Ou seja, podemos dizer que, ainda que de forma pontual, o STJ teve a oportunidade de analisar a questão da impugnação retardatária, mas ainda assim manteve-se firme na posição de que: incidentes processuais de impugnação de crédito protocolados depois dos dez dias corridos da publicação do segundo edital com o quadro de credores, pós análise e retificações pelo AJ, não devem prosperar pois o direito de impugnar o crédito pela via de impugnação decaiu, mesmo após a reforma da LRE, na 3ª e na 4ª turma.

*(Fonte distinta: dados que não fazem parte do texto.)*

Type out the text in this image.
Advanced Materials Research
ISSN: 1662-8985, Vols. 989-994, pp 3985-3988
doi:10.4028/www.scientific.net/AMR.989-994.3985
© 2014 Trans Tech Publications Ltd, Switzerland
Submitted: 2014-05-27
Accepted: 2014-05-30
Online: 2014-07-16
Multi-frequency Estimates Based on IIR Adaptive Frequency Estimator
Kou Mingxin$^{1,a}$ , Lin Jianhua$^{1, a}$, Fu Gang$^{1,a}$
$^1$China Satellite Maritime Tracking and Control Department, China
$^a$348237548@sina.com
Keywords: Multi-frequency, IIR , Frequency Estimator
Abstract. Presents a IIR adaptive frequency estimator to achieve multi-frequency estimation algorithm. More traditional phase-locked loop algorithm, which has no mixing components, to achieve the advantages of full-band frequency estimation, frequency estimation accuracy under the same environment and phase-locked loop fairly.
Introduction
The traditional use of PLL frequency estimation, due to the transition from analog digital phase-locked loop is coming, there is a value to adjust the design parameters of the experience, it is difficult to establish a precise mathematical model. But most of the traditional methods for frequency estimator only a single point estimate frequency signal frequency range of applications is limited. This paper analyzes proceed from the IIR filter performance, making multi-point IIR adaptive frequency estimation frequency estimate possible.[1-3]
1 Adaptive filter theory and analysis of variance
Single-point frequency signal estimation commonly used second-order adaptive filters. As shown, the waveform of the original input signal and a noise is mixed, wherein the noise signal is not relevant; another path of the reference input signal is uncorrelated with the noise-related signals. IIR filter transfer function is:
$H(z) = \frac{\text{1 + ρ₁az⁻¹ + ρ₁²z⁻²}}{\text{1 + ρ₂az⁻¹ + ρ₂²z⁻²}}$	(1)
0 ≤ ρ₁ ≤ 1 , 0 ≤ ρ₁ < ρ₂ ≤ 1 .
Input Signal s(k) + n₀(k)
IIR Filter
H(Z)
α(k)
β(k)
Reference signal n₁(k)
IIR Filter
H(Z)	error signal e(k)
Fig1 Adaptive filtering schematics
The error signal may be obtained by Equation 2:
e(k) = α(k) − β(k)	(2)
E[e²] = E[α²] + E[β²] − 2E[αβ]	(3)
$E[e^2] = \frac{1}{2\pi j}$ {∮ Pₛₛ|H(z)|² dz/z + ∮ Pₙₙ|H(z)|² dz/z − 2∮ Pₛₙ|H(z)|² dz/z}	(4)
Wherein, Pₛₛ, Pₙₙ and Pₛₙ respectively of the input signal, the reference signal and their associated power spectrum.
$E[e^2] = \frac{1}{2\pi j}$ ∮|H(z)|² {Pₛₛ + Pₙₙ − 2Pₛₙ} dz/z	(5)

III. A visão [atual] do STJ quanto a impugnação de crédito feita após os 10 dias - Análise a partir do julgamento do REsp 2.175.392/GO e REsp 2.195.862/GO
A mudança ocorreu após o julgamento de dois recursos pela 4ª turma.
Ambos os recursos foram julgados em 10/6/25 e tiveram a relatoria do ministro Raul Araújo. Os acórdãos tiveram, basicamente, a mesma fundamentação e foram provenientes do mesmo processo de recuperação judicial, muito embora por partes diferentes.

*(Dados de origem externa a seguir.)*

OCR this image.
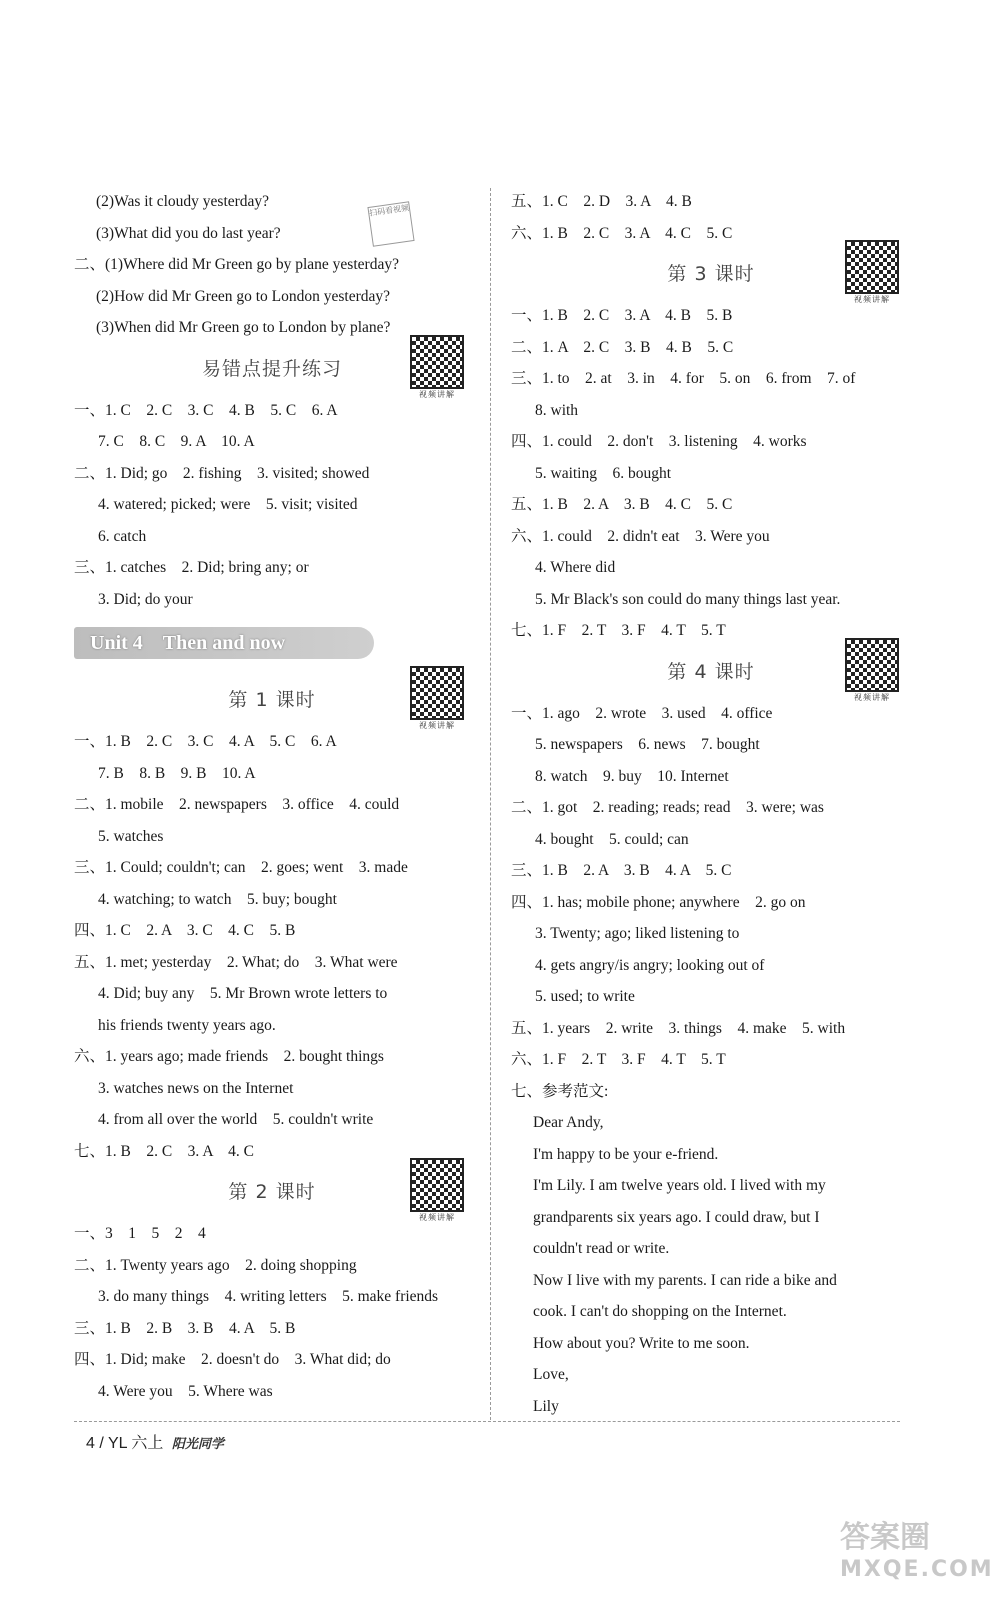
(2)Was it cloudy yesterday?
(3)What did you do last year?
扫码看视频
二、(1)Where did Mr Green go by plane yesterday?
(2)How did Mr Green go to London yesterday?
(3)When did Mr Green go to London by plane?
易错点提升练习
视频讲解
一、1. C　2. C　3. C　4. B　5. C　6. A
7. C　8. C　9. A　10. A
二、1. Did; go　2. fishing　3. visited; showed
4. watered; picked; were　5. visit; visited
6. catch
三、1. catches　2. Did; bring any; or
3. Did; do your
Unit 4　Then and now
第 1 课时
视频讲解
一、1. B　2. C　3. C　4. A　5. C　6. A
7. B　8. B　9. B　10. A
二、1. mobile　2. newspapers　3. office　4. could
5. watches
三、1. Could; couldn't; can　2. goes; went　3. made
4. watching; to watch　5. buy; bought
四、1. C　2. A　3. C　4. C　5. B
五、1. met; yesterday　2. What; do　3. What were
4. Did; buy any　5. Mr Brown wrote letters to
his friends twenty years ago.
六、1. years ago; made friends　2. bought things
3. watches news on the Internet
4. from all over the world　5. couldn't write
七、1. B　2. C　3. A　4. C
第 2 课时
视频讲解
一、3　1　5　2　4
二、1. Twenty years ago　2. doing shopping
3. do many things　4. writing letters　5. make friends
三、1. B　2. B　3. B　4. A　5. B
四、1. Did; make　2. doesn't do　3. What did; do
4. Were you　5. Where was
五、1. C　2. D　3. A　4. B
六、1. B　2. C　3. A　4. C　5. C
第 3 课时
视频讲解
一、1. B　2. C　3. A　4. B　5. B
二、1. A　2. C　3. B　4. B　5. C
三、1. to　2. at　3. in　4. for　5. on　6. from　7. of
8. with
四、1. could　2. don't　3. listening　4. works
5. waiting　6. bought
五、1. B　2. A　3. B　4. C　5. C
六、1. could　2. didn't eat　3. Were you
4. Where did
5. Mr Black's son could do many things last year.
七、1. F　2. T　3. F　4. T　5. T
第 4 课时
视频讲解
一、1. ago　2. wrote　3. used　4. office
5. newspapers　6. news　7. bought
8. watch　9. buy　10. Internet
二、1. got　2. reading; reads; read　3. were; was
4. bought　5. could; can
三、1. B　2. A　3. B　4. A　5. C
四、1. has; mobile phone; anywhere　2. go on
3. Twenty; ago; liked listening to
4. gets angry/is angry; looking out of
5. used; to write
五、1. years　2. write　3. things　4. make　5. with
六、1. F　2. T　3. F　4. T　5. T
七、参考范文:
Dear Andy,
I'm happy to be your e-friend.
I'm Lily. I am twelve years old. I lived with my
grandparents six years ago. I could draw, but I
couldn't read or write.
Now I live with my parents. I can ride a bike and
cook. I can't do shopping on the Internet.
How about you? Write to me soon.
Love,
Lily
4 / YL 六上 阳光同学
答案圈
MXQE.COM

No REsp 2.195.862/GO, o caso chegou ao STJ após o Banco Randon S.A. ("Banco Randon"), credor da Distribuidora Tabocão Ltda. ("Recuperanda"), interpor recurso especial contra um acórdão do TJ/GO. O TJ/GO havia mantido a extinção, sem resolução do mérito, de uma impugnação de crédito apresentada pelo Banco Randon fora do prazo legal de 10 dias, conforme o art. 8º da lei 11.101/05 (lei de recuperação judicial e falência). O Banco Randon buscava o reconhecimento da natureza extraconcursal de seu crédito, garantido por alienação fiduciária, que havia sido listado como quirografário na recuperação judicial. Embora o TJ/GO manteve a extinção da impugnação por intempestividade. Daí, o Banco Randon recorreu ao STJ.
Já no REsp 2.175.392/GO, o caso chegou ao STJ por meio de recurso especial interposto pela recuperanda contra o Banco Volvo S.A. ("Banco Volvo"). A discussão teve início com a impugnação de crédito apresentada pelo Banco Volvo. Embora considerada intempestiva em primeira instância, o TJ/GO, ao analisar o agravo de instrumento interposto pelo Banco Volvo, entendeu que, por conta do §7º do art. 10 da LRE (com redação dada pela lei 14.112/20), que expressamente prevê a possibilidade de julgamento de impugnações e habilitações retardatárias, a decisão merecia ser reformada. Assim, determinou que a impugnação de crédito retornasse à primeira instância para ser devidamente julgada. A recuperanda recorreu dessa decisão ao STJ.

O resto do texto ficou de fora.